Ohne darauf einzugehen, lockerte Mephisto den Druck wieder. Er wollte fair bleiben und seinem Gast eine schmerzlose Entscheidungsfindung ermöglichen. Schließlich war man zivilisiert. »Also noch einmal: Wo ist Kassiopeias Herz?«

»Was soll das sein? Ich kenne keine Kassiopeia!«

»Ts, ts, ts. Sich dumm zu stellen ist in dieser Situation keine gute Strategie.«

Erneut zog er die Daumenschraube an, dieses Mal stärker, bis ein Knacken zu hören war, gefolgt von einem gellenden Aufschrei.

Da Theodore Hobbs über zehn Finger verfügte, der Mann in Schwarz ein geduldiger Pragmatiker war und zudem dringend eine Antwort auf seine Frage benötigte, dauerte das Verhör noch eine ganze Weile. Schließlich gab sich Mephisto geschlagen. Sein Gefangener hatte anscheinend tatsächlich keine Ahnung.

»Ich werde dich jetzt nach Hause bringen, Theodore.«

»Wirklich?« Obwohl die Stimme schmerzverzerrt klang, lag unverkennbar Hoffnung darin.

Der Mann in Schwarz löste die Fesseln, stützte den schwer verletzten Theodore Hobbs beim Gehen und half ihm draußen beim Einsteigen in die Kutsche.

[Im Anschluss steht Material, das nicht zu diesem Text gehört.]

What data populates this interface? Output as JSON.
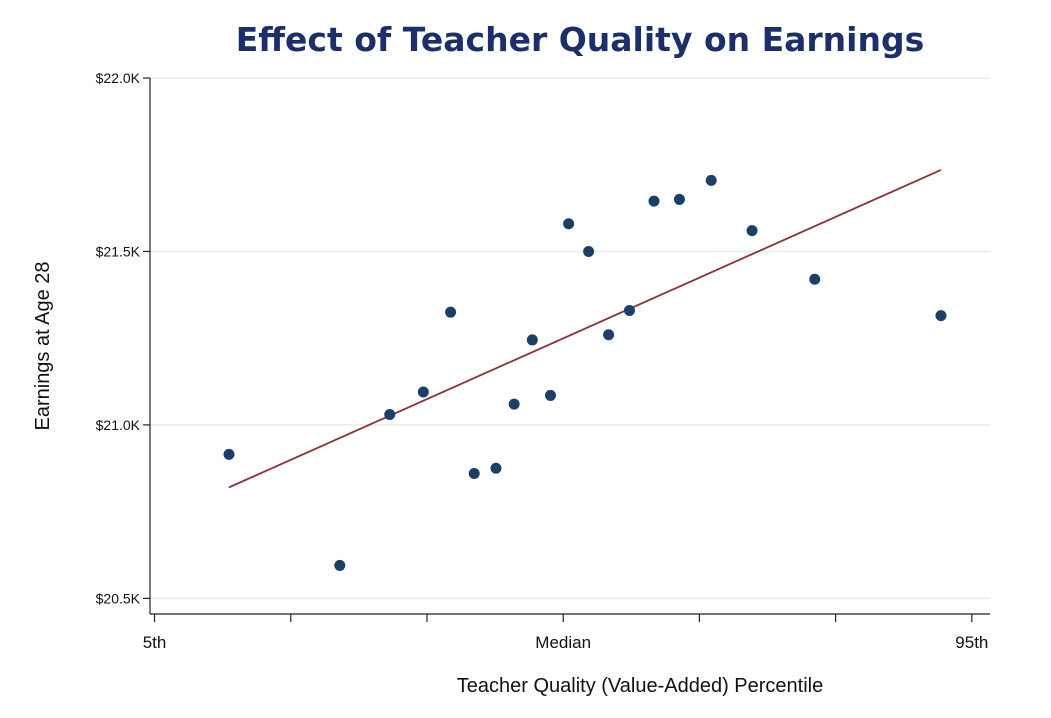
{
  "chart_data": {
    "type": "scatter",
    "title": "Effect of Teacher Quality on Earnings",
    "xlabel": "Teacher Quality (Value-Added) Percentile",
    "ylabel": "Earnings at Age 28",
    "xlim": [
      5,
      95
    ],
    "ylim": [
      20500,
      22000
    ],
    "xlim_display": [
      4.5,
      97
    ],
    "ylim_display": [
      20455,
      22000
    ],
    "grid": true,
    "y_ticks": [
      {
        "value": 20500,
        "label": "$20.5K"
      },
      {
        "value": 21000,
        "label": "$21.0K"
      },
      {
        "value": 21500,
        "label": "$21.5K"
      },
      {
        "value": 22000,
        "label": "$22.0K"
      }
    ],
    "x_ticks": [
      {
        "value": 5,
        "label": "5th"
      },
      {
        "value": 20,
        "label": ""
      },
      {
        "value": 35,
        "label": ""
      },
      {
        "value": 50,
        "label": "Median"
      },
      {
        "value": 65,
        "label": ""
      },
      {
        "value": 80,
        "label": ""
      },
      {
        "value": 95,
        "label": "95th"
      }
    ],
    "points": [
      {
        "x": 13.2,
        "y": 20915
      },
      {
        "x": 25.4,
        "y": 20595
      },
      {
        "x": 30.9,
        "y": 21030
      },
      {
        "x": 34.6,
        "y": 21095
      },
      {
        "x": 37.6,
        "y": 21325
      },
      {
        "x": 40.2,
        "y": 20860
      },
      {
        "x": 42.6,
        "y": 20875
      },
      {
        "x": 44.6,
        "y": 21060
      },
      {
        "x": 46.6,
        "y": 21245
      },
      {
        "x": 48.6,
        "y": 21085
      },
      {
        "x": 50.6,
        "y": 21580
      },
      {
        "x": 52.8,
        "y": 21500
      },
      {
        "x": 55.0,
        "y": 21260
      },
      {
        "x": 57.3,
        "y": 21330
      },
      {
        "x": 60.0,
        "y": 21645
      },
      {
        "x": 62.8,
        "y": 21650
      },
      {
        "x": 66.3,
        "y": 21705
      },
      {
        "x": 70.8,
        "y": 21560
      },
      {
        "x": 77.7,
        "y": 21420
      },
      {
        "x": 91.6,
        "y": 21315
      }
    ],
    "fit_line": {
      "x": [
        13.2,
        91.6
      ],
      "y": [
        20820,
        21735
      ]
    },
    "colors": {
      "points": "#1b3f66",
      "fit_line": "#8b3438",
      "title": "#1d2f6b",
      "grid": "#e4ecf1"
    }
  }
}
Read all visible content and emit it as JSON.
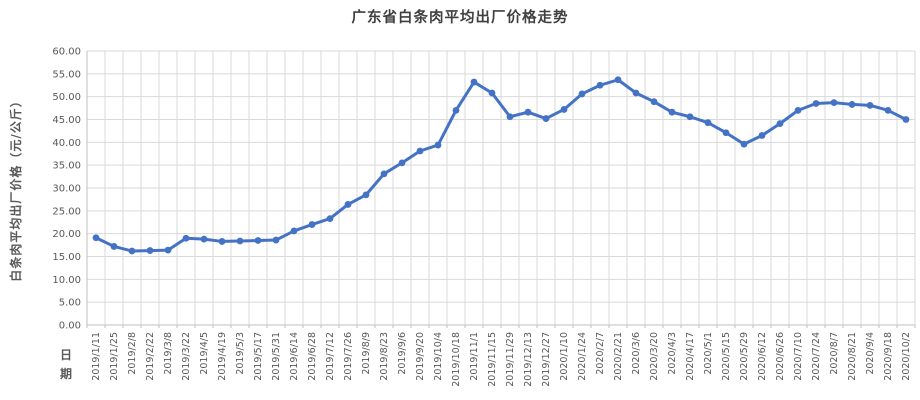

»Natürlich. Ich werde dich persönlich in deiner Wohnung abliefern. Abbey Road Nummer drei, vierter Stock, nicht wahr?«

1. Mayfair

Der Blick vom Frühstücksraum des Sebastian Club ging hinunter auf die Berkeley Square Gardens, ein großzügig angelegtes Rechteck, in dem hochgewachsene Platanen Schatten spendeten. An einem unverhältnismäßig heißen Sommertag wie diesem war das ein Segen, eine friedliche Oase im rastlosen Treiben Londons. Freddie zählte mindestens acht Kinderwagen, die von adrett gekleideten Nannys durch die Anlage geschoben wurden. Üppig bepflanzte Blumenrabatten spiegelten den Reichtum des Stadtviertels wider. Hier, in Londons Herz, hielt sich nur auf, wer es sich leisten konnte. Ausschließlich die Kinder von reichen und hochwohlgeborenen Leuten wurden in dieser Gegend spazierengefahren. Die Eltern sahen ihre Sprösslinge für gewöhnlich etwa eine Stunde täglich, sofern Mutter und Vater sich die Zeit dafür nahmen. Ansonsten befanden sie sich rund um die Uhr in Gesellschaft ihrer Gouvernanten, die für sämtliche Erziehungsfragen verantwortlich waren. Bei den Kindermädchen wiederum herrschte ein ebenso striktes Klassensystem wie bei ihren Arbeitgebern. Eine Nanny in Diensten eines Earls würde sich im Park nur mit einer Kollegin austauschen, die für eine ebenso wichtige Familie tätig war. Daher bildeten sich täglich Grüppchen, gab es Außenseiter und auch Gouvernanten, die von allen misstrauisch beäugt oder gar beneidet wurden.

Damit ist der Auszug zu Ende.